Wikipedia describes humility as an act or posture of lowering oneself in relation to others. Humility involves having a clear perspective and respect for one‘s situation or relationship. Specifically in a spiritual context, this can mean a recognition of self in relation to God. The woman in Luke 7 certainly emulates this description. She experienced brokenness because of her former lifestyle and then she humbly accepted forgiveness for her sins and desired a new relationship with Jesus. James 4:6 states, “God opposes the proud but shows favor to the humble.”  I believe that Jesus found pleasure in both the presence and the actions of this woman at His feet. He experienced the fragrance of humility exuding from her.

perfume-bottle-1With the fragrance of humility in mind, I want to think about the perfume with which the woman anointed Jesus’ feet. The costly perfume poured out from the vile represented the woman’s life savings. She was willing to give her all in gratitude to the Man who had forgiven her sins. At one point in her life she may have been proud, but now she was humble because she had been broken free from her former sinful life. Most likely the fragrance of this scented oil was myrrh. It is interesting to note that the myrrh seed has a hard shell that must be crushed before its pleasing aroma can be emitted. The existence of the perfume used by this woman was evident by its aroma. The reality of the brokenness of this woman was manifested by her humility. The fragrance of the oil would have been noticed not only by Jesus but by everyone in the room. However, I believe that the humbleness of this woman was more pleasing to the Lord than the aroma of the perfume. There is a sacred fragrance to humbleness that is transmitted through a person’s life in a unique way. C. S. Lewis has said, “True humility is not thinking less of yourself; it is thinking of yourself less.” Lewis’ quote describes the character of this woman and it is a character trait I want to assimilate in my life!

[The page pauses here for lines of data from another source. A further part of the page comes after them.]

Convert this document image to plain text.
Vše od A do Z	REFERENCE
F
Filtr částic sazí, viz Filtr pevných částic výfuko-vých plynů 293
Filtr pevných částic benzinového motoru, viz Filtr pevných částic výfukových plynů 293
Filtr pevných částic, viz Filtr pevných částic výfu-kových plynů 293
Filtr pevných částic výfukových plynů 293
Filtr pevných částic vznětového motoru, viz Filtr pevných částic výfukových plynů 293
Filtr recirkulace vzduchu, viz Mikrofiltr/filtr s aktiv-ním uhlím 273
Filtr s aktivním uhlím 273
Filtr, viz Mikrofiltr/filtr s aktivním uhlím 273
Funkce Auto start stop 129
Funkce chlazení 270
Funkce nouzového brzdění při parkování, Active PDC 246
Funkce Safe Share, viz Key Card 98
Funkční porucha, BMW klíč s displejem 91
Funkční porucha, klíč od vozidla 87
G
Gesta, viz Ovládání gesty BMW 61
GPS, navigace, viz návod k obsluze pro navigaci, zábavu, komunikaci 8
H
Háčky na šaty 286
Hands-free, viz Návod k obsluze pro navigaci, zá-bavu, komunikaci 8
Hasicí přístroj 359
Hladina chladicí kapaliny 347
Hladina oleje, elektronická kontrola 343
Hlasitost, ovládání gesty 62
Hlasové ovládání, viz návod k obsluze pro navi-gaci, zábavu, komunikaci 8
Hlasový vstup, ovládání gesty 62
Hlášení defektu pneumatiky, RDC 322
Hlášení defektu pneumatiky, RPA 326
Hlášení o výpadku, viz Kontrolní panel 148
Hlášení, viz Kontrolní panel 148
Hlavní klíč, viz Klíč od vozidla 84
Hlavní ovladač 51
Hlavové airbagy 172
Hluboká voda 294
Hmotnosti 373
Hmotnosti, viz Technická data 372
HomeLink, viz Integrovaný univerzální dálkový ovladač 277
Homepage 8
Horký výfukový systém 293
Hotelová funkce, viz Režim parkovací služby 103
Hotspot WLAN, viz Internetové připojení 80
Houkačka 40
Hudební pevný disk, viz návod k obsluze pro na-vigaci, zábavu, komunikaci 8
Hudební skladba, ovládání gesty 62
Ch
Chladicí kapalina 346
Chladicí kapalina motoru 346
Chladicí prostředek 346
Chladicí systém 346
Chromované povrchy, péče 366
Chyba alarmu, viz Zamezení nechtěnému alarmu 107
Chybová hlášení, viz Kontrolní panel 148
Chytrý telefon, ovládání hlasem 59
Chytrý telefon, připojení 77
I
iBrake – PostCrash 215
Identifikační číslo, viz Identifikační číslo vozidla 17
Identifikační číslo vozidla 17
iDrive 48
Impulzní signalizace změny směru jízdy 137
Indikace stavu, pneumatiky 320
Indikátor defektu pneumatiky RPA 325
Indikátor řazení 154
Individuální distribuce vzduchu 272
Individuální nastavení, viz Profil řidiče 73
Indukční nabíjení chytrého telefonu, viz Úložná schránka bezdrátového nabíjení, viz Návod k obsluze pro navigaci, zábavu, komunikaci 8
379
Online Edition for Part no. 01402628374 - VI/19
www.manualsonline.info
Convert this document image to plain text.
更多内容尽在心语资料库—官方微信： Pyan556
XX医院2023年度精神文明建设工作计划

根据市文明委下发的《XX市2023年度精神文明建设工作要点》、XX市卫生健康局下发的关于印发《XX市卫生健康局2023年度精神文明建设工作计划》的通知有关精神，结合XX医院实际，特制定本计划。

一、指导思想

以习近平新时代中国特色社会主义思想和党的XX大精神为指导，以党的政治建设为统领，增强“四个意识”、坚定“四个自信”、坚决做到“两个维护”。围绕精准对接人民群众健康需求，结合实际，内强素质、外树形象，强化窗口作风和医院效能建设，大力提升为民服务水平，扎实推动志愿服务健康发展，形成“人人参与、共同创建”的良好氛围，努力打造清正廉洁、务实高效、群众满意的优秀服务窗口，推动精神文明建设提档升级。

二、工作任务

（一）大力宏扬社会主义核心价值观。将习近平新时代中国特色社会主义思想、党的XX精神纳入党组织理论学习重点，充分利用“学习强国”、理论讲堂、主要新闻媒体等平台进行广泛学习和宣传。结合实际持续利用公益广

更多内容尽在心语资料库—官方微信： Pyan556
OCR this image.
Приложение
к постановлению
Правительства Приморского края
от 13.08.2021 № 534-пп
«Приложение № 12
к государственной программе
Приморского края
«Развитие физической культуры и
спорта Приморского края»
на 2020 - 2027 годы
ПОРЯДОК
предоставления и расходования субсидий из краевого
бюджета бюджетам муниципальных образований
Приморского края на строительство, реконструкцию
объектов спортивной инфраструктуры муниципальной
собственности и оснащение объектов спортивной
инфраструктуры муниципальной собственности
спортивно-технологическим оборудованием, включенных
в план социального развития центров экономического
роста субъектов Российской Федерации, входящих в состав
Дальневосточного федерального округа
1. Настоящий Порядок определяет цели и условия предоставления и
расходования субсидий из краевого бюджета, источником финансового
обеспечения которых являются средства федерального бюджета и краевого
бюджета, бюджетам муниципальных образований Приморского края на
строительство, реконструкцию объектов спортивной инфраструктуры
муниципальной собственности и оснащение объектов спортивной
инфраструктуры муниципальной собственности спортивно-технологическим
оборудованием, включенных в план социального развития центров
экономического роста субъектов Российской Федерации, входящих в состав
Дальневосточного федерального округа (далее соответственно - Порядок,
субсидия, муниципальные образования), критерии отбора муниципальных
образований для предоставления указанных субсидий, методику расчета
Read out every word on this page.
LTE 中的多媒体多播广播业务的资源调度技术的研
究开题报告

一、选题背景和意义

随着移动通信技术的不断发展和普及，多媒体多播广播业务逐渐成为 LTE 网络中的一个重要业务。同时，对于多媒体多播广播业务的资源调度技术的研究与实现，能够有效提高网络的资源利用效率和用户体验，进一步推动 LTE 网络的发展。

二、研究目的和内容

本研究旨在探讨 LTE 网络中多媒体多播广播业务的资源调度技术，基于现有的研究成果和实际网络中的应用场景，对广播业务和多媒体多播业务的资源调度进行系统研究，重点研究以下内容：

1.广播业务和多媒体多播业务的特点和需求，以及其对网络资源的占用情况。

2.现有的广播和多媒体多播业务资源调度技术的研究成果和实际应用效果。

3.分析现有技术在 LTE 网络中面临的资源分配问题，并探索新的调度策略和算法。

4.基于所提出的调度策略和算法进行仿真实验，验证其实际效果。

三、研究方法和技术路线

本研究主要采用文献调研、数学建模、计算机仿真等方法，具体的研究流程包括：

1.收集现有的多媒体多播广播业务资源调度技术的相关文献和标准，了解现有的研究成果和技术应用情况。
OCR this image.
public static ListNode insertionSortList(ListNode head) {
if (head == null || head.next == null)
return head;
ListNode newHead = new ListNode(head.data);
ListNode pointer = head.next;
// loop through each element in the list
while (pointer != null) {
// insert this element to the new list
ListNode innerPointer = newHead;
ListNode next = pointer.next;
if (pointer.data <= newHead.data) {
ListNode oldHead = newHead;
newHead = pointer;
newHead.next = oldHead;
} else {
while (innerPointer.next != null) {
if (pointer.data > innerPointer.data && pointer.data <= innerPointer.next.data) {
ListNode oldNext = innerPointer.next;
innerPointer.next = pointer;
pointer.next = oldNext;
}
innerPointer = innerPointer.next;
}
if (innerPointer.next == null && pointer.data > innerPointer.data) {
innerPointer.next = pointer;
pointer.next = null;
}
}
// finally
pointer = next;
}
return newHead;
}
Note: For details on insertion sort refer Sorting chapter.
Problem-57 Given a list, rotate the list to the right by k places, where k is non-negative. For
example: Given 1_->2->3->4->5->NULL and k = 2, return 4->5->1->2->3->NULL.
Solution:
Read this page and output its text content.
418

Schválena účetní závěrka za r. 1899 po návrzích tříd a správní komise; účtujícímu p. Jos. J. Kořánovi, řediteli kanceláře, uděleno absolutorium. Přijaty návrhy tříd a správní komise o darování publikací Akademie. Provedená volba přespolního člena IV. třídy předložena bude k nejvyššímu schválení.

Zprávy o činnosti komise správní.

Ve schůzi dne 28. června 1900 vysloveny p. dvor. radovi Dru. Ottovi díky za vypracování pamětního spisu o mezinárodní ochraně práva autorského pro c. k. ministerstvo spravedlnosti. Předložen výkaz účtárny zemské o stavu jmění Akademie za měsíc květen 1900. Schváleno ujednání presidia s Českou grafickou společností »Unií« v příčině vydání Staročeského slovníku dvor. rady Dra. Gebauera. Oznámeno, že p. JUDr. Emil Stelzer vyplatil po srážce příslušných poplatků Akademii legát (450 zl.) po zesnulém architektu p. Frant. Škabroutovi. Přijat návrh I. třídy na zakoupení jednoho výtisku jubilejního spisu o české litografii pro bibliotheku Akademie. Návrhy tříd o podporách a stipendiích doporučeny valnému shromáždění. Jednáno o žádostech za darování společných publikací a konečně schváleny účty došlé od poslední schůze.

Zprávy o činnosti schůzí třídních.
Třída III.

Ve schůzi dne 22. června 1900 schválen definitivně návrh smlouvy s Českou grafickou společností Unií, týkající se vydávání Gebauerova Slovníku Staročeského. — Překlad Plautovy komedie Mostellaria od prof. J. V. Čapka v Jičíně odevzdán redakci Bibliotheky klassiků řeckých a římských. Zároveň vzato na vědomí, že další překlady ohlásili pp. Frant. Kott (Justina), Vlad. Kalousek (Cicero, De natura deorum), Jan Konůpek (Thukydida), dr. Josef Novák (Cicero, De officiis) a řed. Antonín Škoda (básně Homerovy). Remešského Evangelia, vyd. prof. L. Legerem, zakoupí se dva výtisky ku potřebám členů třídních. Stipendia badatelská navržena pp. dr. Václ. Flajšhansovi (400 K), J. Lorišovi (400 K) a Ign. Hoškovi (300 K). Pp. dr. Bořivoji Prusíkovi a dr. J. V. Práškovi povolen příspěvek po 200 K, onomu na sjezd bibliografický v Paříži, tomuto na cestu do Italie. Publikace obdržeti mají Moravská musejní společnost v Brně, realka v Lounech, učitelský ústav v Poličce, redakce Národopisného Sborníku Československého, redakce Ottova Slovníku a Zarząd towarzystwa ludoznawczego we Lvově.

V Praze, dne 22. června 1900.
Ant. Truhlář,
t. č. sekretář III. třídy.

Now let’s relate a couple more scriptures with the story in Luke 7 as we continue our study about humility. Colossians 3:12 says, “Therefore, as God’s chosen people, holy and dearly loved, clothe yourselves with compassion, kindness, humility, gentleness and patience.” Another scripture in II Corinthians 2:15 says, “For we are to God the pleasing aroma of Christ among those who are being saved and those who are perishing.” Is humility an attitude we simply choose to put on when we get dressed in the morning? Is it a scented oil we dab behind our ears like a spritz of perfume? Definitely not! Philippians 2:3 exhorts, “Do nothing out of selfish ambition or vain conceit. Rather, in humility value others above yourselves.” If we are to emit the fragrance of humility to those around us, we must not only follow the example of the woman in Luke 7 but we must also follow the example of Christ described in Philippians 2:6-8, “Who, being in very nature God, did not consider equality with God something to be used to his own advantage; rather, he made himself nothing by taking the very nature of a servant, being made in human likeness. And being found in appearance as a man, he humbled himself by becoming obedient to death—even death on a cross!” Specifically in verse 7, we notice Jesus being in the humble position of a servant. The New American Standard Bible uses the words, “He emptied himself.” This reminds me of the woman emptying, or pouring out, the perfume from her alabaster vial upon the feet of Jesus in Luke 7. It also reminds me that I need to be emptied, or forgiven, of my sins. All these efforts reflect humility in action and they have a pleasing aroma to Christ

My Reader, humility is costly but it is worth the price. James 4:8 exhorts us to “Come near to God and he will come near to you.” This is what transpired for the woman who was forgiven of her sins. Proverbs 27:9 says, “Oil and perfume make the heart glad.” Join me in discovering the joy of the Lord by humbly approaching the throne of grace and experiencing a fragrant fellowship that can only be found at the feet of Jesus. There is a special fragrance found only in humility.